Fellowship period: late August to September 2020 (to be confirmed)


Past Sydney China Visiting Fellows

Professor Yueguo Gu (Chinese Academy of Social Sciences)

  • Fellowship period: 30 July - 25 August 2018
  • Research project: Professor Gu organised a focus group on multimodal corpus-based research and sought to establish a joint research project involving CMMC-BDRC, the Institute of Linguistics, the Chinese Academy of Social Sciences and the Department of Chinese Studies at the University of Sydney, with the primary objective of exploring a multimodal corpus linguistics approach to the multimodal data collected locally in the context of Australians learning Chinese.

 Professor Heike Holbig (Goethe University Frankfurt)

  • Fellowship period: 10 October – 7 November 2018
  • Research project: Professor Holbig finalised an English-language manuscript based on her research project Sounds of Silence in Wang Xiaobo's Work: Exit, Voice and/or Loyalty?, to be published as a lengthy journal article or short book.
 Professor Timothy Cheek (University of British Columbia)

  • Fellowship period: 22 April – 18 May 2019
  • Research project: Professor Cheek worked on his twin research projects—one on the translation of academic public intellectuals in China today and a newer one on rethinking Chinese revolutionary history. 

Professor Wendy Larson (University of Oregon)

  • Fellowship period: 5 – 31 August 2019
  • Research project: Professor Larson worked on her book manuscript, Global Good Cheer: Cultural Optimism Under Capitalism and Socialism in China and the West, which questions the dichotomies of the Cold War, showing a similar emphasis on encouraging optimism, as well as internal opposition to the dominant discourse, in China and various Western countries.

Dr Jinghong Zhang (Southern University of Science and Technology)

  • Fellowship period: 19 July - 30 August 2018
  • Research project: Dr Zhang developed her research on transnational business and cultural exchange between China and Australia, tracing the supply chain and consumption of two important commodities, tea and wine.

Dr Dan Chen (University of Richmond)

  • Fellowship period: 30 July - 10 September 2018
  • Research project: Dr Chen worked on her book, Convenient Criticism: Local Media and Governance in Urbanizing China, which examines how local television news reporting in China helps advance local leaders' governance agendas by critiquing and correcting street-level bureaucrats' misbehaviour.

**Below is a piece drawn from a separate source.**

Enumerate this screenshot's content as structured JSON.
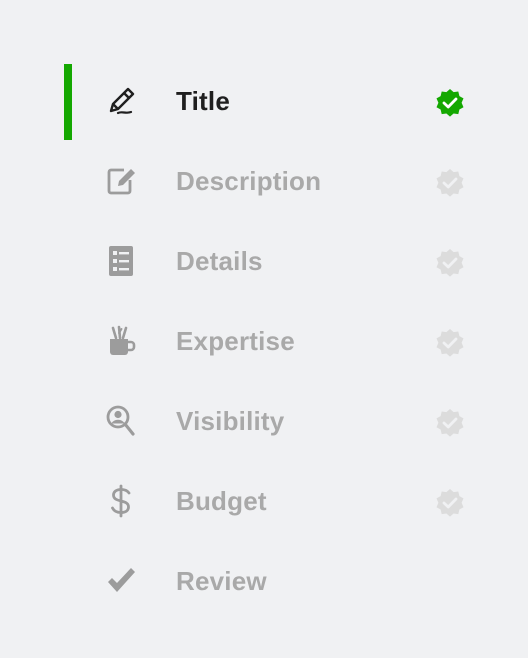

Dr Ying Qian (Columbia University)

  • Fellowship period: 15 August - 10 October 2018
  • Research project: Dr Qian worked on her book, Visionary Realities: Documentary Cinema in Revolutionary China, which studies documentary film aesthetics and epistemology in China's 20th century, and uses documentary as a prism to investigate intertwined histories of media practice, industrial modernity and revolutionary politics.

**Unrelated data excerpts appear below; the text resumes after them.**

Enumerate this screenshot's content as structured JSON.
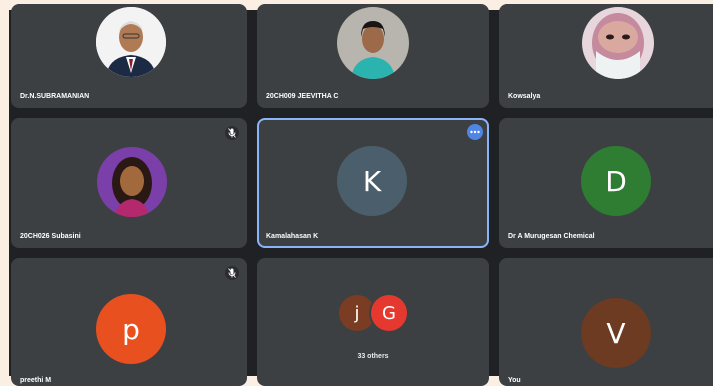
{
  "participants": [
    {
      "name": "Dr.N.SUBRAMANIAN"
    },
    {
      "name": "20CH009 JEEVITHA C"
    },
    {
      "name": "Kowsalya"
    },
    {
      "name": "20CH026 Subasini"
    },
    {
      "name": "Kamalahasan K",
      "initial": "K"
    },
    {
      "name": "Dr A Murugesan Chemical",
      "initial": "D"
    },
    {
      "name": "preethi M",
      "initial": "p"
    },
    {
      "name": "You",
      "initial": "V"
    }
  ],
  "others": {
    "label": "33 others",
    "initials": [
      "j",
      "G"
    ]
  },
  "colors": {
    "kamalahasan": "#4a5f6b",
    "murugesan": "#2e7d32",
    "preethi": "#e8511f",
    "you": "#6d3a22",
    "others_j": "#7a3d23",
    "others_g": "#e5392f",
    "active_border": "#8ab4f8"
  },
  "icons": [
    "mic-off-icon",
    "more-options-icon"
  ]
}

Dr David G. Atwill (Pennsylvania State University)

  • Fellowship period: 18 February - 15 March 2019
  • Research project: Dr Atwill completed his biography of Lin Zexu and developed his next monograph, on High Asia, tentatively titled The Ascendency of High Asia: Chinese Warlordism, Ethno-territoriality, and Inter-Asian Hegemony, 1900-1950.

Dr Corey Byrnes (Northwestern University)

  • Fellowship period: 24 April – 5 June 2019
  • Research project: Dr Byrnes worked on his second book project, on the relationship between environmentally conscious cultural production in China and the global rhetoric of threat that so often defines China in contemporary discourse.

Dr Hao Chen (Renmin University)

  • Fellowship period: 24 June – 21 July 2019
  • Research project: Dr Chen developed a chapter of his book Writing Chinese Medical History in A Global Context (1914-1948), revealing how "modern" medicine and the "modern" historiography of medicine integrated into each other historically in Republican China.